The alerts provide similar information to the Red Alert: Israel app for smartphones and tablets, which recently incorporated the popular instant-messaging app Yo into its warning service.
Both the time and location of the attack will be shown on the transparent Google Glass display, regardless of whether or not the user is in Israel.
The conflict between Palestine and Israel has intensified in recent weeks following a spate of kidnappings and revenge killings in the region.
Almost 1,000 rockets are estimated to have been fired into Israel from Palestine in response to Israeli airstrikes and ealier today the Israeli military intercepted a suspected Palestinian drone.

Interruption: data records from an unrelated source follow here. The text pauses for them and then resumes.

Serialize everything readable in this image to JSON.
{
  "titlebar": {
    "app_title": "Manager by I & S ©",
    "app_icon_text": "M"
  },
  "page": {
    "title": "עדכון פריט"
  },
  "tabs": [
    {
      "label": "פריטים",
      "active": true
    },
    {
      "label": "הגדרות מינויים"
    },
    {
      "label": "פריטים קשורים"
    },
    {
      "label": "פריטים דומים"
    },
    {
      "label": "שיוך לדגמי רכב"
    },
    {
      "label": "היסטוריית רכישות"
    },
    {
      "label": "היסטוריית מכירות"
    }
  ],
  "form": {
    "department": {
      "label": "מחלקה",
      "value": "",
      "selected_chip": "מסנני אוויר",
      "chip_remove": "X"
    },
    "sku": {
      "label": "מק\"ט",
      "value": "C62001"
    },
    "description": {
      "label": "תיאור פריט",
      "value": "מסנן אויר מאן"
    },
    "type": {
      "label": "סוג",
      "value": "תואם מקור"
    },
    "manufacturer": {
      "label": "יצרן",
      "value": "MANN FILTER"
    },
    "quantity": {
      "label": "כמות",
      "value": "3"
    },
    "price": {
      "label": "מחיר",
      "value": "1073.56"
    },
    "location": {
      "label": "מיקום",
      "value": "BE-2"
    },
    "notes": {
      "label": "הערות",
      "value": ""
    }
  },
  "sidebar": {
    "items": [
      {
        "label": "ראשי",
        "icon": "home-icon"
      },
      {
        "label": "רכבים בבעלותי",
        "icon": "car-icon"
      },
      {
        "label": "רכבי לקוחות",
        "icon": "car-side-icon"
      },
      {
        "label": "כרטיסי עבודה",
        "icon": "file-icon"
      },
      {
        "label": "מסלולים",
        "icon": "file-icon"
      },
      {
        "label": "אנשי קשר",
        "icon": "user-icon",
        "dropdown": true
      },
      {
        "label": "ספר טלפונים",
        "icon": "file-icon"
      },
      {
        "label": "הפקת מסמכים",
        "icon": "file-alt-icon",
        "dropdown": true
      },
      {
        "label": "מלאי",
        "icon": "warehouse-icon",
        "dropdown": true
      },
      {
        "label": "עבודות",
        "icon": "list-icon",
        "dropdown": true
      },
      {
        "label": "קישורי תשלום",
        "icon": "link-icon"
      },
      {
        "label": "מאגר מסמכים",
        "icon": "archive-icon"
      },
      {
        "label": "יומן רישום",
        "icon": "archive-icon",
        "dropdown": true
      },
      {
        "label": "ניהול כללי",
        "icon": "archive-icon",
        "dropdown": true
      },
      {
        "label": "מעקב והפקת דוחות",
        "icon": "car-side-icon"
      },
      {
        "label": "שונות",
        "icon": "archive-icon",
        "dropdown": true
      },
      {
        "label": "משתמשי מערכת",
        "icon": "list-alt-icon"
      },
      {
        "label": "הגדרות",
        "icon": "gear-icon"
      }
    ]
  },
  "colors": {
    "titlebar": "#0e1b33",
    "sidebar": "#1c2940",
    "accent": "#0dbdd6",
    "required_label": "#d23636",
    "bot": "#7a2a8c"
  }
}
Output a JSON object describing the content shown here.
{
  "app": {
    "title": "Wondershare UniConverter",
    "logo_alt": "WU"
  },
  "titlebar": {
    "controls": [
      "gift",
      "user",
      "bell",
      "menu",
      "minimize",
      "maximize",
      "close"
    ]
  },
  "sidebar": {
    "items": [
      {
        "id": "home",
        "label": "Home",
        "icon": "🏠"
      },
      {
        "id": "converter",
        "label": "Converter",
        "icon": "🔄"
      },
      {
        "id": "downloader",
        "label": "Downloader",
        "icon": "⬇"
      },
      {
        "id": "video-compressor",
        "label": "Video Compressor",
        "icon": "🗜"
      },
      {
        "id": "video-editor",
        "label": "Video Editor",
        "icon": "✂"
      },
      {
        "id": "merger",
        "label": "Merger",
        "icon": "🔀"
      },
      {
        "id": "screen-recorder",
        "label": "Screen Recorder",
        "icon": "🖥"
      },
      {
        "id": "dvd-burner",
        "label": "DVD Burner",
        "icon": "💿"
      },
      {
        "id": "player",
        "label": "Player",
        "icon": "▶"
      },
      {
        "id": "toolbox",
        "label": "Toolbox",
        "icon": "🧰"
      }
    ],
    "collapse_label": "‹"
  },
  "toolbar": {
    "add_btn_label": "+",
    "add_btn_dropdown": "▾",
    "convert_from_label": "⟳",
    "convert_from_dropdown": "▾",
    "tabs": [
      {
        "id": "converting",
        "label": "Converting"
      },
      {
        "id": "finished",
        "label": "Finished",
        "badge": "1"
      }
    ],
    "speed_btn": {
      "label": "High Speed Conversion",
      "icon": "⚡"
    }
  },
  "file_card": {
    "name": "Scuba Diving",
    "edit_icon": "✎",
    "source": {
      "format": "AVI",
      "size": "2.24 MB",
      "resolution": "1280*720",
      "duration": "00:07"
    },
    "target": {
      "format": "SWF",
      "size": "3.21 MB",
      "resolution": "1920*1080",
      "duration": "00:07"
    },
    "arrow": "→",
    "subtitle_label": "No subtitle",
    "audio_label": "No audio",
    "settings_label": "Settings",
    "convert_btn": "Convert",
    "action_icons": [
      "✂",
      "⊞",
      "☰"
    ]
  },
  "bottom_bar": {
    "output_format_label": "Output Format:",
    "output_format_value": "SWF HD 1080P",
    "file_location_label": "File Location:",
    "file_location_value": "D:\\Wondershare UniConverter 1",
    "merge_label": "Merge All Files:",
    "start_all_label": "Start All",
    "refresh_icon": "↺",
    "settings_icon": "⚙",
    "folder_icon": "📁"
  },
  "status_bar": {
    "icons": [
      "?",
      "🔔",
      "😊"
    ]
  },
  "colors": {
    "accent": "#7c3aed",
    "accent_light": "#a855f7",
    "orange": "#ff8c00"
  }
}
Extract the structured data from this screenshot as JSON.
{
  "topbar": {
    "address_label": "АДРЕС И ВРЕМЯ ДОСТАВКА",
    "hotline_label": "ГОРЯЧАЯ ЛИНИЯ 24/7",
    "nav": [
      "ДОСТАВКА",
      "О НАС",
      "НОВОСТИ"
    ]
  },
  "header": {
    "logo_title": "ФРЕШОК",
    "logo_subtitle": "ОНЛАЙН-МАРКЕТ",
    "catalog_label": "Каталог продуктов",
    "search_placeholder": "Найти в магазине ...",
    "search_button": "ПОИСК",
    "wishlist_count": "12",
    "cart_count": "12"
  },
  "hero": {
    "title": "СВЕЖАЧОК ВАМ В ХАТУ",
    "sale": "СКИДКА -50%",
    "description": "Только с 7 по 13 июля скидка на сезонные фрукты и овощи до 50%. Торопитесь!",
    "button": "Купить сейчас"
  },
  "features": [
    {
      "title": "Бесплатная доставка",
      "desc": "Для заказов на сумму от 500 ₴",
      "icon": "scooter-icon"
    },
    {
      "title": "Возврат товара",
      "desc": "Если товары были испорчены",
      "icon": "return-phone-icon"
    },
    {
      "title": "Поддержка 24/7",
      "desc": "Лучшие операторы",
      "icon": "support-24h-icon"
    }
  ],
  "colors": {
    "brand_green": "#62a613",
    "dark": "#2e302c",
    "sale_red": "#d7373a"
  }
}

Palestinian Authority President Mahmoud Abbas has labelled the Israeli airstrikes as "genocide", while Israeli Prime Minister Benjamin Netanyahu has said that international pressure will not prevent military action against " a terrorist group that calls for (Israel's) destruction."
UN High Commissioner for Human Rights Navi Pillay has previously said that she had "serious doubts" about whether Israel was complying with international law.
From classrooms to battlefields
Google Glass, which has recently been made available to the general public in the United States and Europe for the first time, has been developed for a wide-range of applications and tested in numerous contexts to date.
In March the University of Southern California announced the world's first Glass Journalism course, aiming to integrate the smartglasses into the process of news gathering and reporting.
The first trial by doctors was completed a month later in New York, where the device was used by surgeons at Westchester Medical Centre to take hands-free photos and videos of procedures for training purposes.